I really can't believe they're using these names:
Introducing the new iPhone XS, iPhone XS Max, iPhone XR...
The naming won't affect the sales at all. It'll make it slightly confusing for the sales people at cell phone providers - but iPhone buyers will happily FaceID their Apple Pay money to a new model every 1-3 years.
Mission Impossible iPhone
Ben Thompson has a great take on what he's appropriately calling The iPhone Franchise and how what we're seeing now with the iPhone XR is the near perfection of Apple's previous attempts with the iPhone 5C and the iPhone 8 to release a new, non-flagship iPhone.

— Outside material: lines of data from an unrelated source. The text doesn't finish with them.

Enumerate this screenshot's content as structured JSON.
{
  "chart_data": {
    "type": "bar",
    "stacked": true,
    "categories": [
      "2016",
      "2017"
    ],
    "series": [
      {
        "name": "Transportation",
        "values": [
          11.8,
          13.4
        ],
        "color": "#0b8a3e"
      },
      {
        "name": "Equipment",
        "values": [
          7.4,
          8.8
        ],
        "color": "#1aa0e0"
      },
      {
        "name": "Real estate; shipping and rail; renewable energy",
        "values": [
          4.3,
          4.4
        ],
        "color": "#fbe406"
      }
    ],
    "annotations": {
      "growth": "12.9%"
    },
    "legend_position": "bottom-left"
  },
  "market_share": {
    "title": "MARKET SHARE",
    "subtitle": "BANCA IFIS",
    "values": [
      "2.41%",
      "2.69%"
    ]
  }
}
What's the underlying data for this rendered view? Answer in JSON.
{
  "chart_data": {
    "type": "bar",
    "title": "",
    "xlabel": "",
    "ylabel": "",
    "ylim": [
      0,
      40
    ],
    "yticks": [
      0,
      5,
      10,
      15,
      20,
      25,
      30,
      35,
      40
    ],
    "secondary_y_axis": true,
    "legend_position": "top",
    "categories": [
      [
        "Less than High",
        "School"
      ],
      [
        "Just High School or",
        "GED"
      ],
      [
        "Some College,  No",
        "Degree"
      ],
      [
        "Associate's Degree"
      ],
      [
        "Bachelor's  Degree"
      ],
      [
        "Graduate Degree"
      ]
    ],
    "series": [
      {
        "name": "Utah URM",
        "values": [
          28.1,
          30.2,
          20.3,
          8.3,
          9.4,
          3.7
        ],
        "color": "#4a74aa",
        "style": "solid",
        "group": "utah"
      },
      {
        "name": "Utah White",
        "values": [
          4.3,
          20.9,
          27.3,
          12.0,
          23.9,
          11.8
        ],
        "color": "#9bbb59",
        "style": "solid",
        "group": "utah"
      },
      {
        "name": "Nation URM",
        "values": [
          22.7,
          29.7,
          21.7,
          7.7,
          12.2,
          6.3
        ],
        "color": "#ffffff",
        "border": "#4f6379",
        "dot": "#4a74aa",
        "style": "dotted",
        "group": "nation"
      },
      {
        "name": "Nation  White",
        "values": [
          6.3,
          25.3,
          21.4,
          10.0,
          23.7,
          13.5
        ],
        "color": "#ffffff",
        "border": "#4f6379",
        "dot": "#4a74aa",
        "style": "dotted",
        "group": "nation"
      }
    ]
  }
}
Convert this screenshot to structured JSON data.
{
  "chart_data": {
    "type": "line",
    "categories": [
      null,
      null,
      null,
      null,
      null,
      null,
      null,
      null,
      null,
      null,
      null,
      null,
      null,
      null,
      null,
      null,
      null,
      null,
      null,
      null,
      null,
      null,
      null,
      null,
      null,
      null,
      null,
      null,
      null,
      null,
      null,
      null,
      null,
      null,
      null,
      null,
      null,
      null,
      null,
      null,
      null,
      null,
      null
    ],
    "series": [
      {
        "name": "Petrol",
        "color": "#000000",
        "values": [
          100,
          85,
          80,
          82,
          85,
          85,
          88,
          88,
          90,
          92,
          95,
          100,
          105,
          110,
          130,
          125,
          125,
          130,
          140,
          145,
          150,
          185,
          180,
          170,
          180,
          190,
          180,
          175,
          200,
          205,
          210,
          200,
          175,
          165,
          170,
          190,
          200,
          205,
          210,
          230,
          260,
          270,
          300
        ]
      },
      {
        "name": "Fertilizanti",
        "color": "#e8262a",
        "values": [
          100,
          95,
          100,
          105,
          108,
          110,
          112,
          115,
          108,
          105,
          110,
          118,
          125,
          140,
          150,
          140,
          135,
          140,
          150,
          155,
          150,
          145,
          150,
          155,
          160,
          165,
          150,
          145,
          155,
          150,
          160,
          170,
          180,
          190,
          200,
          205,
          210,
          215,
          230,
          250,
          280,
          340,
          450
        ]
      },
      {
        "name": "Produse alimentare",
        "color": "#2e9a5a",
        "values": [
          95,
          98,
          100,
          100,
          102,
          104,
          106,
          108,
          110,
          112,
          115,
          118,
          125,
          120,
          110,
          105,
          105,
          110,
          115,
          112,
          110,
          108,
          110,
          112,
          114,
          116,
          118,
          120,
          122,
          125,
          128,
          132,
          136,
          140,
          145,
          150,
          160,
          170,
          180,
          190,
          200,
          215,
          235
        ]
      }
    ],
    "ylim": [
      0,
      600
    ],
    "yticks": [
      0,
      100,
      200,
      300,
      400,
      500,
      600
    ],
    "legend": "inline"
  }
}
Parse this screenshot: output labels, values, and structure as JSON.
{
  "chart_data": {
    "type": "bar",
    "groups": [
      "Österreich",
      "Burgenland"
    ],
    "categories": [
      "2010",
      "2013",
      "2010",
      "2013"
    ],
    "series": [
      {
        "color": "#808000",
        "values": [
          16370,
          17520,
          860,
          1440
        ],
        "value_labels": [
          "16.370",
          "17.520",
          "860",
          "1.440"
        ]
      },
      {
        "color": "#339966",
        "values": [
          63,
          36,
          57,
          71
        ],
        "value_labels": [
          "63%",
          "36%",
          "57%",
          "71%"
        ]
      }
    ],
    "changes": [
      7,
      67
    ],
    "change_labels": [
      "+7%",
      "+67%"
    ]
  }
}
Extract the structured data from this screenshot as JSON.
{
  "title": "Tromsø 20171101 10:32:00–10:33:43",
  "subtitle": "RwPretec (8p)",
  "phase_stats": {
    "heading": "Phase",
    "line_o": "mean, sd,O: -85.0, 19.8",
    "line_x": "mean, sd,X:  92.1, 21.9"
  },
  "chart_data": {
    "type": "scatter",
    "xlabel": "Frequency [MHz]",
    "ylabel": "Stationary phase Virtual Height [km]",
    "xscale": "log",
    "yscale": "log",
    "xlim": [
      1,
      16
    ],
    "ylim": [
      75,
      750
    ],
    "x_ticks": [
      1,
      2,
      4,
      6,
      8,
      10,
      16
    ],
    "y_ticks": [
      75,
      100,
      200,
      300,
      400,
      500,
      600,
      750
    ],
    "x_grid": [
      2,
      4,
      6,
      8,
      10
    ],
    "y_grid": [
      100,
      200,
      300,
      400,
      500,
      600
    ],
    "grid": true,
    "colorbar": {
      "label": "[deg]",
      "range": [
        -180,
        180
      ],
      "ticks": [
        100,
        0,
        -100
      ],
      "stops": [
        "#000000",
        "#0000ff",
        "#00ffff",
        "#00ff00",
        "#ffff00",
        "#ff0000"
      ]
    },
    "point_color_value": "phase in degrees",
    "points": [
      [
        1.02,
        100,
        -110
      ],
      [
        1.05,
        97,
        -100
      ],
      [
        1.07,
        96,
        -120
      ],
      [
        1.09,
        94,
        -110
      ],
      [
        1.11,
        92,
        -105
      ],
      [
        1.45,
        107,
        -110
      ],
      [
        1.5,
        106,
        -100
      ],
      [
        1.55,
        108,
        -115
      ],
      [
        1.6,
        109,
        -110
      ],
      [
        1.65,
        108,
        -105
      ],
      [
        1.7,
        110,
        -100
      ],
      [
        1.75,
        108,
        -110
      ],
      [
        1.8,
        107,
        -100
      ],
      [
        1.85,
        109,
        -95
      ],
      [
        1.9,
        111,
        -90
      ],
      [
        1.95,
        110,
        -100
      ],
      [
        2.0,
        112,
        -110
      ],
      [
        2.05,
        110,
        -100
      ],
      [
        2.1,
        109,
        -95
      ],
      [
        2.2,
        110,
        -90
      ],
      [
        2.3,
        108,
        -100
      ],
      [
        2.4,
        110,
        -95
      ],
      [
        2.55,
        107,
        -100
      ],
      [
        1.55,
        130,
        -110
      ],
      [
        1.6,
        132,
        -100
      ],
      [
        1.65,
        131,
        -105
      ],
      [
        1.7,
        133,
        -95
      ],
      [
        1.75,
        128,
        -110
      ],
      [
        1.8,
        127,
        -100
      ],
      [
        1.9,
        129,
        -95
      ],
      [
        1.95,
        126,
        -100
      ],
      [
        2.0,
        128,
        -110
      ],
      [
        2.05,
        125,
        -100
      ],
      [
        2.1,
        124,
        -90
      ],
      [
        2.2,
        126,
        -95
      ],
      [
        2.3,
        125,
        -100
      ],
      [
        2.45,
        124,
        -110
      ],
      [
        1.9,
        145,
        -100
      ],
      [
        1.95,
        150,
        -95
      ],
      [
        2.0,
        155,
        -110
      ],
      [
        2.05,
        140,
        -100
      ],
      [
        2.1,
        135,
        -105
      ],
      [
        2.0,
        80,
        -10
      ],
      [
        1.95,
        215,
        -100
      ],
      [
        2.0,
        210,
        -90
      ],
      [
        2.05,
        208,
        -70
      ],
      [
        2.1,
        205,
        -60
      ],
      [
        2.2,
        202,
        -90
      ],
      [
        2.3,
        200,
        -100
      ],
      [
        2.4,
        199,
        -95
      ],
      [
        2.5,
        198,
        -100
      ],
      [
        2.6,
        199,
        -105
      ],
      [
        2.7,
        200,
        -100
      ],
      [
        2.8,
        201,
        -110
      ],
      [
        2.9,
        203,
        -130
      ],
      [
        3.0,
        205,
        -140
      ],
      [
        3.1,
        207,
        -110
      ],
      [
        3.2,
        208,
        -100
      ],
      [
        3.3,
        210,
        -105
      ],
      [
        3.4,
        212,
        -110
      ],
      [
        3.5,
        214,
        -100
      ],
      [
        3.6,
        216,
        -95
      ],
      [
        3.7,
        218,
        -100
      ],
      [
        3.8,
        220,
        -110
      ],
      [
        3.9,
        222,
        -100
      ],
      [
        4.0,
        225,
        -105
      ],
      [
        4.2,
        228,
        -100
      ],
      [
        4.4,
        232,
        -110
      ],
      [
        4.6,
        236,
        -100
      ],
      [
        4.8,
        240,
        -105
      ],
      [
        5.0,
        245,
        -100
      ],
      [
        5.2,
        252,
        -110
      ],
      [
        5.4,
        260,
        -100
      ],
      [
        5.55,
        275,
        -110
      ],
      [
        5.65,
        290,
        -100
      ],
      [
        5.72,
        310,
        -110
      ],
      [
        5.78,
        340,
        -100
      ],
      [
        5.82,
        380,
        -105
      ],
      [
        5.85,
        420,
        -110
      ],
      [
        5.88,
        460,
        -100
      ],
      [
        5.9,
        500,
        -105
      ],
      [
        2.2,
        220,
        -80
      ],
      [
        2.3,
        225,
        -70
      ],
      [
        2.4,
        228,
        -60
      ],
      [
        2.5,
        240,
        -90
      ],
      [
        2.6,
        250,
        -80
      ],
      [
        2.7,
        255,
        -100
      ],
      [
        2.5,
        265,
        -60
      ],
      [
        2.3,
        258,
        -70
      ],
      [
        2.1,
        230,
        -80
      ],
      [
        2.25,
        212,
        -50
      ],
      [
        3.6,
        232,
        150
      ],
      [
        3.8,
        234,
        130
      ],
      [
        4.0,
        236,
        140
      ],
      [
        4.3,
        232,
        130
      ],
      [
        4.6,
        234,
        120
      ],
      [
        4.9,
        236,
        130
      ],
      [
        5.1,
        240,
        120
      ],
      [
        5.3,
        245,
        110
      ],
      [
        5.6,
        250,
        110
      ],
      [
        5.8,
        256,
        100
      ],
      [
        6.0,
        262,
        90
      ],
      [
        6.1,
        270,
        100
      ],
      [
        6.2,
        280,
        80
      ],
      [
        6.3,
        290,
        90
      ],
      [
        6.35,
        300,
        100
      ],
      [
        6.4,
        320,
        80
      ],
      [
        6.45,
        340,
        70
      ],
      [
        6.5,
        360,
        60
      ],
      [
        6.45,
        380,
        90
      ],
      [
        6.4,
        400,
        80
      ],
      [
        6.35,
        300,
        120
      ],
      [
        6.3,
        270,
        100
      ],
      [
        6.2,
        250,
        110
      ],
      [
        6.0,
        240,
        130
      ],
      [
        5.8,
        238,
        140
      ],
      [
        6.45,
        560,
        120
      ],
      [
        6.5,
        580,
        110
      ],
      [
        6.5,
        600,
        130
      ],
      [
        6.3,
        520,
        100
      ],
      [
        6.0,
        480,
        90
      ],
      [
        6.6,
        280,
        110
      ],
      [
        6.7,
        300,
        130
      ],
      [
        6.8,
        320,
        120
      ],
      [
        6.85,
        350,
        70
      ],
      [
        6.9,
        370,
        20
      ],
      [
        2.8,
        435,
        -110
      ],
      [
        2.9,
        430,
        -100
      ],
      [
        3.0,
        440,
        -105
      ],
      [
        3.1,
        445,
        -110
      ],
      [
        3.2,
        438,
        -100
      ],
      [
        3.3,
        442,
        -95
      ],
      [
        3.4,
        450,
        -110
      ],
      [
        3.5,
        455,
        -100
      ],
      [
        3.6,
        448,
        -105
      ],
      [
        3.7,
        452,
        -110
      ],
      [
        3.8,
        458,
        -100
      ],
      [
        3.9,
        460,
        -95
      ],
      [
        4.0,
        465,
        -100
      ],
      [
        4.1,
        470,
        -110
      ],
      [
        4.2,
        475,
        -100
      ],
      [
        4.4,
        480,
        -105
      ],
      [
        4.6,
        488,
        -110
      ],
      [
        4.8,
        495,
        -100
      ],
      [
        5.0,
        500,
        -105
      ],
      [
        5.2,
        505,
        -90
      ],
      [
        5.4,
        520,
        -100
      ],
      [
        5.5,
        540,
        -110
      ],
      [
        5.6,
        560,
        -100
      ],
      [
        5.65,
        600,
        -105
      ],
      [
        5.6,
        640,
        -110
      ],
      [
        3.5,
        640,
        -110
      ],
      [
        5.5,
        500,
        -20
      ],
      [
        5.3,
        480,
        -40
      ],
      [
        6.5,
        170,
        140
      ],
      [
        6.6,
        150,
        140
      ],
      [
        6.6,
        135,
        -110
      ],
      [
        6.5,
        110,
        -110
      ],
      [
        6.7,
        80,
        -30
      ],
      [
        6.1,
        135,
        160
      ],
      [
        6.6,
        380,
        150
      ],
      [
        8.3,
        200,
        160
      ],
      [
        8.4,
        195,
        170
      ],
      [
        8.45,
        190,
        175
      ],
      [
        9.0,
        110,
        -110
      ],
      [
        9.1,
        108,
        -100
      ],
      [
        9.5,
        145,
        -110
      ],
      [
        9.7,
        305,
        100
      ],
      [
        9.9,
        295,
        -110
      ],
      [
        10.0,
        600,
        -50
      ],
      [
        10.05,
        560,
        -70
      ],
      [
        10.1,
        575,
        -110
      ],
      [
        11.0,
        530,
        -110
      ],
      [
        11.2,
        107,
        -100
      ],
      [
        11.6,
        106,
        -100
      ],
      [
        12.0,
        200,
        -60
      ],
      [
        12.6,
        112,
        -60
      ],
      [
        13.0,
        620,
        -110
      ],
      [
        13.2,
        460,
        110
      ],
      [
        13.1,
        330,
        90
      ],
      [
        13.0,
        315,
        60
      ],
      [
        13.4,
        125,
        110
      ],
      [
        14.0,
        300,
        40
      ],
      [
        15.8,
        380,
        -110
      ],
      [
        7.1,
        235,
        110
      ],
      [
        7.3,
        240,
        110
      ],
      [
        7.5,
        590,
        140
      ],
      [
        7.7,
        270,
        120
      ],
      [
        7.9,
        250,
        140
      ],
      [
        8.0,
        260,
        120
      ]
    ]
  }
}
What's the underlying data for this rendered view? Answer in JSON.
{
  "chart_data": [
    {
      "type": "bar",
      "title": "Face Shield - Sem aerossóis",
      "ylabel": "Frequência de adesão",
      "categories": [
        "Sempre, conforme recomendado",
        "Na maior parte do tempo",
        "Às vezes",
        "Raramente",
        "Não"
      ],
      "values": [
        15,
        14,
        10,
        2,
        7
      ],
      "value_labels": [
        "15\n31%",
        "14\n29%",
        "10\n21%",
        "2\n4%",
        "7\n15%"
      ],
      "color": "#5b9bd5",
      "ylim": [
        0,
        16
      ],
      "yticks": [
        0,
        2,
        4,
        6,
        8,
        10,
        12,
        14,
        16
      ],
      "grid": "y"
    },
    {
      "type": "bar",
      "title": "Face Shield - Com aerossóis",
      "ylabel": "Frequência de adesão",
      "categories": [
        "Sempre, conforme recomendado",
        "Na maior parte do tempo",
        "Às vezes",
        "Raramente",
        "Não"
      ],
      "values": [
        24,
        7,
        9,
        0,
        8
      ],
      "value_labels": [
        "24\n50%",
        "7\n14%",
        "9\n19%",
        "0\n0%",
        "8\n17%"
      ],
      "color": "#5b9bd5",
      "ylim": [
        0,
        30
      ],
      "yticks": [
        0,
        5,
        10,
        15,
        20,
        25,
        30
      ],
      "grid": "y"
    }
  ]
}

Last year, meanwhile, was in many respects the opposite of the iPhone 5S and 5C launch, at least from a framing perspective. The iPhone 8 was the next in-line after the iPhone 7 and all of the iPhones before it; it was the iPhone X that was presented as being out-of-band — “one more thing”, to use the company’s famous phrase. The iPhone X was the “future of the smartphone”, with a $999 price tag to match.
And, just like the cell phone providers who each year bump their rate plans slightly higher in advance of new iPhones, Apple is pushing the average selling price higher each year:
Apple should be fine though: overall unit sales may fall slightly, but the $1,099 XS Max will push the average selling price even higher. Note, too, that the XR is only available starting at $749; the longstanding $650 iPhone price point was bumped up to $699 last year, and is now a distant memory. To put it another way, to the extent the XR cannibalizes the XS, it cannibalizes them with an average selling price equal to Apple’s top-of-the-line iPhone from two years ago; the iPhone 8 is $50 higher than the former $550 price point as well.
If their strategy holds up this year with the iPhone XS Max, and I see no reason why it won't, then I wonder if we'll see the same thing next year with an even more premium - XS Max Superduper? - iPhone model at the top and a similar $50-$100 price bump along the line? It used to be that I had iPhone envy because I was a year or two into a contract and couldn't justify upgrading because of the contract buyout cost. Now I really can't justify the cost of a new flagship iPhone even when it's my "turn" to upgrade. I think I'm going to be a non-flagship, every 2 year with my cellular contract, iPhone buyer for a long time.